To ensure retirement security, the Japanese should weigh other means of retirement income — something they’re slowly beginning to do. The pension system replaces about 35% of preretirement income, compared with 38% in the U.S. But many Americans also rely on other sources of income, such as a 401(k), which drives the replacement income ratio to 71% on average, said Hervé Boulhol, senior economist of pensions and population aging at the Organisation for Economic Cooperation and Development. Comparatively, with voluntary savings, the Japanese’s replacement ratio goes up to 58%, which is still relatively low. About half of the working population in Japan are covered by such a plan.

The country has slowly been integrating its own version of a voluntary individual retirement plan, following the path of the United States. The country passed legislation to increase funding requirements and introduce defined-contribution plans beginning in 2001, in an attempt to bolster retirement and economic security, according to a report published in the U.S. National Library of Medicine. These individual retirement accounts have become popular among the Japanese, some of whom are aware the government may have trouble paying out benefits, the Japan Times reported.

The old-age dependency ratio doesn’t have to mean doom, said Paul Irving, chairman of the Milken Institute Center for the Future of Aging.

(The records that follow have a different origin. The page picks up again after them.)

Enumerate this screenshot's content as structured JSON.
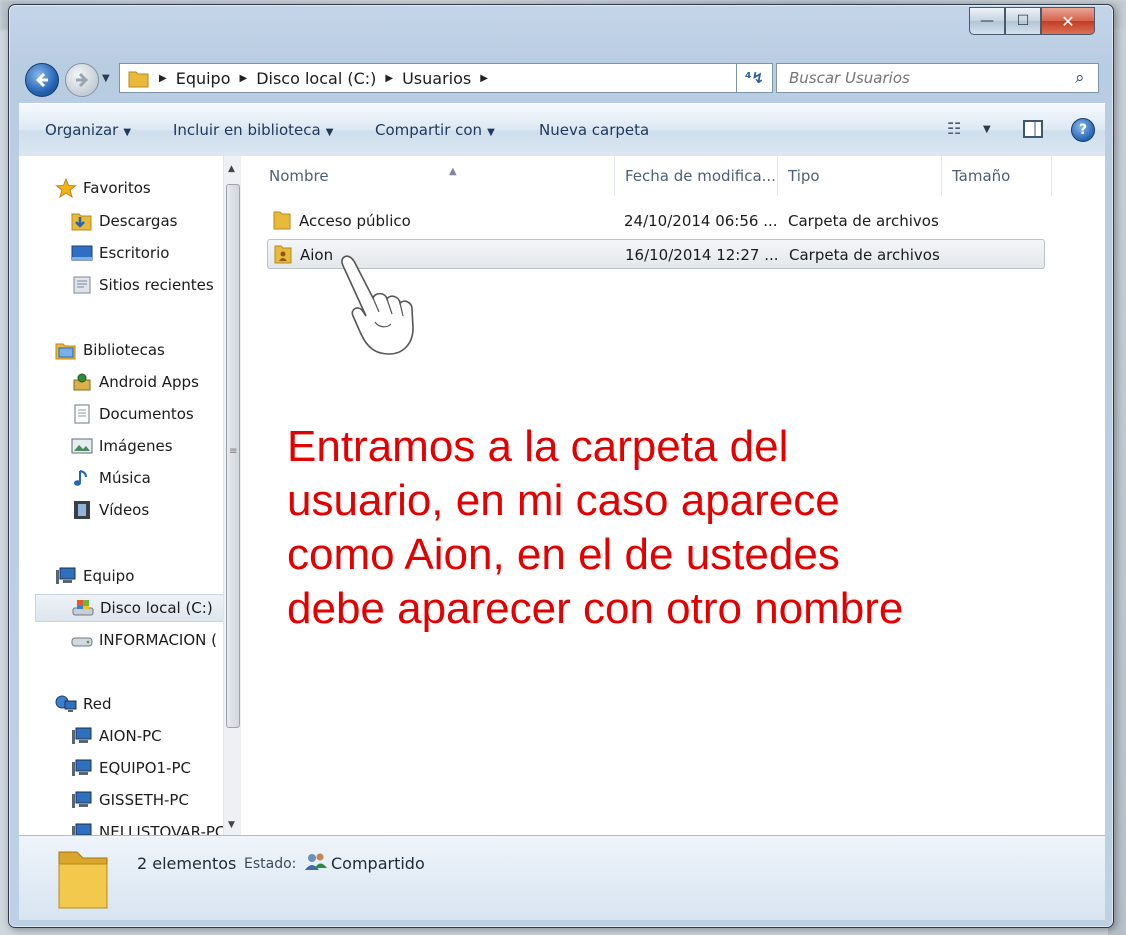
{
  "window": {
    "caption": {
      "minimize": "—",
      "maximize": "☐",
      "close": "✕"
    }
  },
  "address": {
    "crumbs": [
      "Equipo",
      "Disco local (C:)",
      "Usuarios"
    ],
    "search_placeholder": "Buscar Usuarios"
  },
  "toolbar": {
    "organize": "Organizar",
    "include": "Incluir en biblioteca",
    "share": "Compartir con",
    "new_folder": "Nueva carpeta"
  },
  "nav": {
    "favorites": "Favoritos",
    "downloads": "Descargas",
    "desktop": "Escritorio",
    "recent": "Sitios recientes",
    "libraries": "Bibliotecas",
    "android": "Android Apps",
    "documents": "Documentos",
    "images": "Imágenes",
    "music": "Música",
    "videos": "Vídeos",
    "computer": "Equipo",
    "local_disk": "Disco local (C:)",
    "info_drive": "INFORMACION (",
    "network": "Red",
    "pc1": "AION-PC",
    "pc2": "EQUIPO1-PC",
    "pc3": "GISSETH-PC",
    "pc4": "NELLISTOVAR-PC"
  },
  "columns": {
    "name": "Nombre",
    "date": "Fecha de modifica...",
    "type": "Tipo",
    "size": "Tamaño"
  },
  "files": [
    {
      "name": "Acceso público",
      "date": "24/10/2014 06:56 ...",
      "type": "Carpeta de archivos"
    },
    {
      "name": "Aion",
      "date": "16/10/2014 12:27 ...",
      "type": "Carpeta de archivos"
    }
  ],
  "annotation": {
    "line1": "Entramos a la carpeta del",
    "line2": "usuario, en mi caso aparece",
    "line3": "como Aion, en el de ustedes",
    "line4": "debe aparecer con otro nombre"
  },
  "status": {
    "count": "2 elementos",
    "state_label": "Estado:",
    "state_value": "Compartido"
  },
  "colors": {
    "annotation": "#e30000",
    "toolbar_text": "#1e395b"
  }
}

The ratio assumes productivity drops after the mid-60s, and that older populations need to retire — but that’s not true, Irving said, and such an assumption can be dangerous to society. Prolonging a career and remaining in the workforce is not only healthy for many people, but it could deter a pension system from faltering because of the influx of older people claiming benefits. “The dependency ratio places a cloud over the kind of creativity, opportunity and possibility that exists to reimagine what a workforce and population of the future will look like,” Irving said.